Today we remember Edmund James Peck, born in England in 1850, and died on this day in 1924 in Ottawa, Canada.
During his 74 years on earth Peck had many experiences. At age 10 his mother died and he had to go to work in a printing plant, three years later his father died, leaving him, his brother, and two sisters orphans. At 15 years he was in the British Royal Navy where he grew in his passion to evangelize his comrades. Ten years later he left the navy and enrolled with the Church Missionary Society in London to train as a missionary. In 1876 he responded to a request from the Anglican Bishop of Moosonee to go to Hudson’s Bay and the eastern Arctic to share the Gospel with the Cree and Inuit nations. On 3 February 1878 at Moose Factory he was ordained a priest at which Service he preached a sermon in the Cree language. In 1894 he helped found the first Anglican mission on Baffin Island.
A gifted linguist and a prolific author Peck became known amongst his peers as “the apostle of the Inuit.”

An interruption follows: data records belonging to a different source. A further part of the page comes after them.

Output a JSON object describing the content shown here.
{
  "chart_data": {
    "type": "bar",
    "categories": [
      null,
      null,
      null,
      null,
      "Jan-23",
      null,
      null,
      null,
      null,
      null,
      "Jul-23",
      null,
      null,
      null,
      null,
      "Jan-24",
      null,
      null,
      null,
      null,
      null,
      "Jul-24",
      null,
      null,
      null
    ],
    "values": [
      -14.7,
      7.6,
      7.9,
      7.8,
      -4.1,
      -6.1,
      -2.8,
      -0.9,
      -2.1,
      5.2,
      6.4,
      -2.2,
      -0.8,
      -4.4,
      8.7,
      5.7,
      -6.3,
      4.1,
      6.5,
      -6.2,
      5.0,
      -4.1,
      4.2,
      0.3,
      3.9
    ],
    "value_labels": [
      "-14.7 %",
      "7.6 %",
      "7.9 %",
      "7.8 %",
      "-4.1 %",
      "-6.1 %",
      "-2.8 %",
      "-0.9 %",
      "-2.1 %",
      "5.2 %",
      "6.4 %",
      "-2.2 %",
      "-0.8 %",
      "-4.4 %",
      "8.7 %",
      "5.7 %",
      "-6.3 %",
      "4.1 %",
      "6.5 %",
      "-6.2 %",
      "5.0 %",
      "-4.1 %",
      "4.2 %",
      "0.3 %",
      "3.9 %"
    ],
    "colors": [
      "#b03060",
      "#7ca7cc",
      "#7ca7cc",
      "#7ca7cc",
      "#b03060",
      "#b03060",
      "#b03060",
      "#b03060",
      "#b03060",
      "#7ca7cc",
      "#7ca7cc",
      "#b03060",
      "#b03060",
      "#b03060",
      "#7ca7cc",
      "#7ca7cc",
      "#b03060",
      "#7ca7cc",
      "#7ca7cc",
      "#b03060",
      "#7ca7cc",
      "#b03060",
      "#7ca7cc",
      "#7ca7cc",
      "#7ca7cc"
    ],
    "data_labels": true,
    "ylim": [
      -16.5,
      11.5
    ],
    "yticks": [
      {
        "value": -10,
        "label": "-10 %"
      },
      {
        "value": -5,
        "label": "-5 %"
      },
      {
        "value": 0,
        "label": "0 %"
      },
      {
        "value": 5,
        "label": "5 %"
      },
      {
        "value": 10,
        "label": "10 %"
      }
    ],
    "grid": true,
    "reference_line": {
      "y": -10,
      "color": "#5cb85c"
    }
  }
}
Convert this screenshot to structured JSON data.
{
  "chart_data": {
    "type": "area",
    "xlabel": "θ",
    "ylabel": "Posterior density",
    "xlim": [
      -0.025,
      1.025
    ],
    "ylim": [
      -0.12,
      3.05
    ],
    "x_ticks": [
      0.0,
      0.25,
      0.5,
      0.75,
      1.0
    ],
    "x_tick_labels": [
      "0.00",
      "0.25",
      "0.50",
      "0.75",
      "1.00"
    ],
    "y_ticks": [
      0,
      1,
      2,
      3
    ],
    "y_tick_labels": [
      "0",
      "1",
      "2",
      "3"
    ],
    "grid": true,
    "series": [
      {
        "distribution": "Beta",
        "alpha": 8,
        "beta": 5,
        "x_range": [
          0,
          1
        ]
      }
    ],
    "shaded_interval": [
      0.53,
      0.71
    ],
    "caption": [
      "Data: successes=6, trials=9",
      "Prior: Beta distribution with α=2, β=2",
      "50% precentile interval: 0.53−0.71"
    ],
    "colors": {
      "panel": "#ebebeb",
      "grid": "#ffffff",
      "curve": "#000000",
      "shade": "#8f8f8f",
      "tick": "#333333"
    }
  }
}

Lord Jesus Christ, you have commissioned your Church to preach the Gospel to the whole creation, making disciples of all the nations: inspire us with your Holy Spirit and empower us by your presence that, following the example of your servant Edmund Peck, we may find eternal joy in the fulfilment of your good and perfect will; in the Name of the Father, Son, and Holy Spirit, one God, for ever and ever.